Она качает головой. Боже, до чего здесь холодно! Неужели этот жуткий холод не прекратится?
– Нас везут на Питомник, – говорит Уоррен.
– Какой еще питомник?
– Это такое место, вроде детской, – поясняет он.
Значит, детская все-таки есть? После слов Уоррена Элиза вспоминает: конечно есть. По коридору, вторая дверь справа. Проктор хорошенько смазал петли, чтобы они не скрипели. Там бледно-розовые стены с оттенком серого, под ногами белый ковер, а из окон виден бассейн (какой еще бассейн?). А вокруг тихо, невероятно тихо. У Элизы в руках нежный маленький комочек. Она стоит у окна, качает этот комочек и шепчет: «Тише, тише. Хватит хныкать. Успокойся, моя малышка…»
– Элиза, ты здесь? – Уоррен щелкает пальцами перед ее лицом. – Элиза!
Мысли стремительно возвращаются обратно. Уоррен. Фургон.
– Мы должны это прекратить.
Она все лучше осознает происходящее. По лицу Уоррена видно: он чем-то напуган.
– Заранее прошу прощения за то, что я сейчас сделаю, – говорит он, беря ее руку и крепко стискивая ей пальцы. – Смотри на меня.
Элиза послушно смотрит.
– Я кое-что расскажу тебе. Я буду говорить, а ты слушай очень внимательно.
Элиза кивает.
– Она ушла.
Кто ушел?
– Кэли. – Уоррен пристально смотрит Элизе в глаза. – Она умерла. Твоя малышка. Твоя малышка ушла.
– Я не оставлю его одного там.
Тия раздевается догола, сбрасывает туфли, приглаживает волосы и надевает шапочку с сенсорными датчиками.
– Тия…
– Это не обсуждается. Где он сейчас?
Квинн с явной неохотой всматривается в экран.
– Прибрежное шоссе, – сообщает он. – Похоже, Проктор куда-то перемещается, причем очень быстро. Должно быть, едет на машине.
– Можешь перебросить меня внутрь?
– В машину?
– Нет, в ближайшую киношку, на ночной сеанс. – (Квинн недоуменно смотрит на нее.) – Да, Квинн, прямо в машину.
Квинн шумно выдыхает:
– Это не так-то просто. По правде говоря, я облажался с Проктором. Промахнулся на полмили.
– На целых полмили?
– Ага. Наверное, слишком понадеялся на свои способности. А с тобой будет еще сложнее.

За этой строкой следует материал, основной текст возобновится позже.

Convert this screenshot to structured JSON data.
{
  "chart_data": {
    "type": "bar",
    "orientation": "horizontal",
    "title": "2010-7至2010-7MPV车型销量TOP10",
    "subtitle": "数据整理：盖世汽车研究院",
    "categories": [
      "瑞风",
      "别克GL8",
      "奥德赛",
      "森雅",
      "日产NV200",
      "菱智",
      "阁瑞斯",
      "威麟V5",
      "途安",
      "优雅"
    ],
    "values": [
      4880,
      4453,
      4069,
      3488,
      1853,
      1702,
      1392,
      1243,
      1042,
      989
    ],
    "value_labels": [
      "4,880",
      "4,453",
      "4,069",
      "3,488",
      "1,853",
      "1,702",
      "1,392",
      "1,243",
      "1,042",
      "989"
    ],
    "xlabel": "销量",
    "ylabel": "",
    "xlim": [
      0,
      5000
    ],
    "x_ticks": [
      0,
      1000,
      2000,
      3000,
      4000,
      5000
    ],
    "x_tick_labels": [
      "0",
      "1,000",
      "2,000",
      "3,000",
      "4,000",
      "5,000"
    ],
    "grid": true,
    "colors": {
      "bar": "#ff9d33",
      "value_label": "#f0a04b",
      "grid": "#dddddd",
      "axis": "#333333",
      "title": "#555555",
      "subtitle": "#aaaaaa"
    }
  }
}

Тия открывает капсулу. На пол вытекает жидкость, оставшаяся от ее прежнего погружения.
– Сделай все, что в твоих силах.
– Тия, ты ведь знаешь: я не сумею вытащить тебя назад. Если с тобой что-то случится, а Проктор не успеет добраться до Элизы раньше, чем Отто…
– Поняла. Вечность в аду собственных мыслей. Давай не думать об этом.
Тия ложится в капсулу, подключает шапочку и откидывается на изголовье.
Дверца закрывается. Жидкость заполняет капсулу. Тия закрывает глаза.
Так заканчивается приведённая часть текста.